Kade dachte über die Bemerkung nach. Sein Pflichtgefühl trieb ihn dazu zu sagen, dass im Augenblick die Mission das Allerwichtigste war. Dass nichts mehr zählte als sein Schwur gegenüber dem Orden, seinen Brüdern und ihren Zielen. Ein Teil von ihm glaubte es und wusste ohne den leisesten Zweifel, dass er für jeden der Krieger sein Leben geben würde, so wie auch sie für ihn sterben würden. Sie waren eine Familie, und diese Bindung war enger als jede andere, die er je gekannt hatte.

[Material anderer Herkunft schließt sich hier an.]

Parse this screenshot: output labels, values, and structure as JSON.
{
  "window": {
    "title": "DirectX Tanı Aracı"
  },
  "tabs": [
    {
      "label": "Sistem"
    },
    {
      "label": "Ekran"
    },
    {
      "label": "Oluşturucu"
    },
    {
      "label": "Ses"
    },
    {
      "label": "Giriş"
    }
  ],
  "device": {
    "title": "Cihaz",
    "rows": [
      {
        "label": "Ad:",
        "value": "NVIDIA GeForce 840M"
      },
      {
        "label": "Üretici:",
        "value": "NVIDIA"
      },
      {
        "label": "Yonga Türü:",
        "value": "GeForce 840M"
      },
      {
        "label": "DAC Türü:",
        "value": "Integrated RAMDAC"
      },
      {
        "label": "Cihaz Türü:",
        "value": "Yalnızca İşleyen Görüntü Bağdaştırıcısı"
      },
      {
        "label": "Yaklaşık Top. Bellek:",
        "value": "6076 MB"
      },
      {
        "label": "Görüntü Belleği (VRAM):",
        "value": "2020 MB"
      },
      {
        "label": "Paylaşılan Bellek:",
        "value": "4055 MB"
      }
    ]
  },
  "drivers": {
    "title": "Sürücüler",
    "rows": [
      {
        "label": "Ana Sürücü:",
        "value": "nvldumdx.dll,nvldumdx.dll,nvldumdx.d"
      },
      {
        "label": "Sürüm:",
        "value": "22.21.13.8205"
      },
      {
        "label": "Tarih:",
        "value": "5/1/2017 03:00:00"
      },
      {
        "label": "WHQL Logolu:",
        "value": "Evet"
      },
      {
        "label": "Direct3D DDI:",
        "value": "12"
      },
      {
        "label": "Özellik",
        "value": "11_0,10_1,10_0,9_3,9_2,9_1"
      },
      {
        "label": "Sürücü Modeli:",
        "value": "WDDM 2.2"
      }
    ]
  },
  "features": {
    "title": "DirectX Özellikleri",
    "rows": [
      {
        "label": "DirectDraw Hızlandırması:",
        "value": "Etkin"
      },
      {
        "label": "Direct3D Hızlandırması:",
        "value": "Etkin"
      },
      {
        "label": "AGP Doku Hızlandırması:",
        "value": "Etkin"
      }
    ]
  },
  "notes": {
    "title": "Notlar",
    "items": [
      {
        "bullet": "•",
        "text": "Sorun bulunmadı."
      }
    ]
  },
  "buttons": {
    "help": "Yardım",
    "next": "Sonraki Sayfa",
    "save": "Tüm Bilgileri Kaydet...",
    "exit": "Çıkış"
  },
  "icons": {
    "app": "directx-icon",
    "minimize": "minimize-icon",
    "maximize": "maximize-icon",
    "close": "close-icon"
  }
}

Aber Alex war sogar noch mehr als das.

Ihr gehörte jetzt sein Herz. Er würde nicht einmal den Versuch machen, das zu leugnen. Außerdem lebte Tegan in einer Blutsverbindung, und Kade wusste: Was der Gen Eins über Alex sagte, sagte er aus eigener Erfahrung.

„Ja“, gab Kade zu. „Ohne Alex ... oh Gott. Ohne sie wäre nichts mehr von Bedeutung.“

Tegan nickte, die Lippen zu einer schmalen Linie zusammengepresst. „Da solltest du vielleicht zusehen, dass sie das auch weiß.“

Er gab Kade einen Klaps auf die Schulter und winkte dann den anderen Kriegern, die nächste Etappe ihrer Verfolgung in Angriff zu nehmen. Nachdem Hunter sich zum nächsten Felsvorsprung hinaufkatapultiert hatte und Tegan und Chase auf den Abhang unter ihnen gesprungen waren, ging Kade zu Alex.

„Wir drei geben ein ziemlich gutes Team ab“, sagte er und kraulte Luna hinter den Ohren. Was er nur tat, um seine Hände von Alex fernzuhalten.

Sie schlang die Arme um sich. „Gehst du nicht mit den anderen?“

„Tegan wollte, dass ich bleibe und auf dich aufpasse. Er weiß, wie viel du mir bedeutest und dass es mich umbringt, wenn dir was passiert.“

Zwischen ihren Augen bildete sich eine kleine Falte. Sie sah ihn an, und eine ganze Weile herrschte Schweigen zwischen ihnen. Nur der Schnee fiel leise, und in der Ferne war das schwache Heulen eines Wolfs zu hören.

Als Alex schließlich etwas sagte, war ihre Stimme kaum mehr als ein Flüstern.

„Ich wollte dich hassen. Als ich dich da im Wald gesehen habe, über und über mit Blut ...“

„Das war ich nicht“, erinnerte er sie. „Das war Seth, Alex.“

Sie nickte. „Ich weiß. Und ich glaube dir. In dem Moment habe ich aber dich gesehen. Dich, Kade, genau so ein Monster wie die Rogues, die meine Moni und Richie umgebracht haben. Ich wollte dich hassen in diesem Augenblick ...

aber ich konnte nicht. Ein Teil von mir wollte dich nicht gehen lassen, nicht mal dann, als du mir so grauenhaft und böse vorgekommen bist wie noch nie zuvor. Ich habe dich immer noch geliebt.“

Er stieß einen erleichterten Seufzer aus und zog sie in die Arme. „Alex ... es tut mir so leid, was du gedacht hast. Was du gesehen hast. Mir tut das alles schrecklich leid.“

„Das hat mich am meisten erschreckt, Kade. Dass ich dich sogar noch lieben könnte, wenn du ein Killer wärst. Sogar wenn du ein Ungeheuer wärst, wie ...“

„Wie mein Bruder“, ergänzte er leise. „Ich bin nicht er. Das verspreche ich dir.

Du musst nie Angst vor mir haben. Ich liebe dich, Alexandra. Das werde ich immer.“

Behutsam nahm er ihr schönes Gesicht in seine Hände und küsste sie. Sie fühlte sich so gut in seinen Armen, an seinen Lippen an, er hätte sie ewig küssen können.

Doch hinter ihnen versetzte Lunas tiefes Knurren Kades Kampfinstinkte in Alarmbereitschaft.

Er spürte nur einen leisen Lufthauch, als er Alex losließ und sie reflexartig hinter sich zog ...

Genau in der Sekunde, als ein großer, schwarzer Schatten vom Himmel stürzte.

Einige Meter von ihnen entfernt landete der Älteste anmutig auf seinen Füßen im Schnee. Die tödliche Kreatur fletschte die Zähne und entblößte ihre gewaltigen Fänge, fixierte Kade mit ihrem bernsteingelben Blick und zischte mordlustig.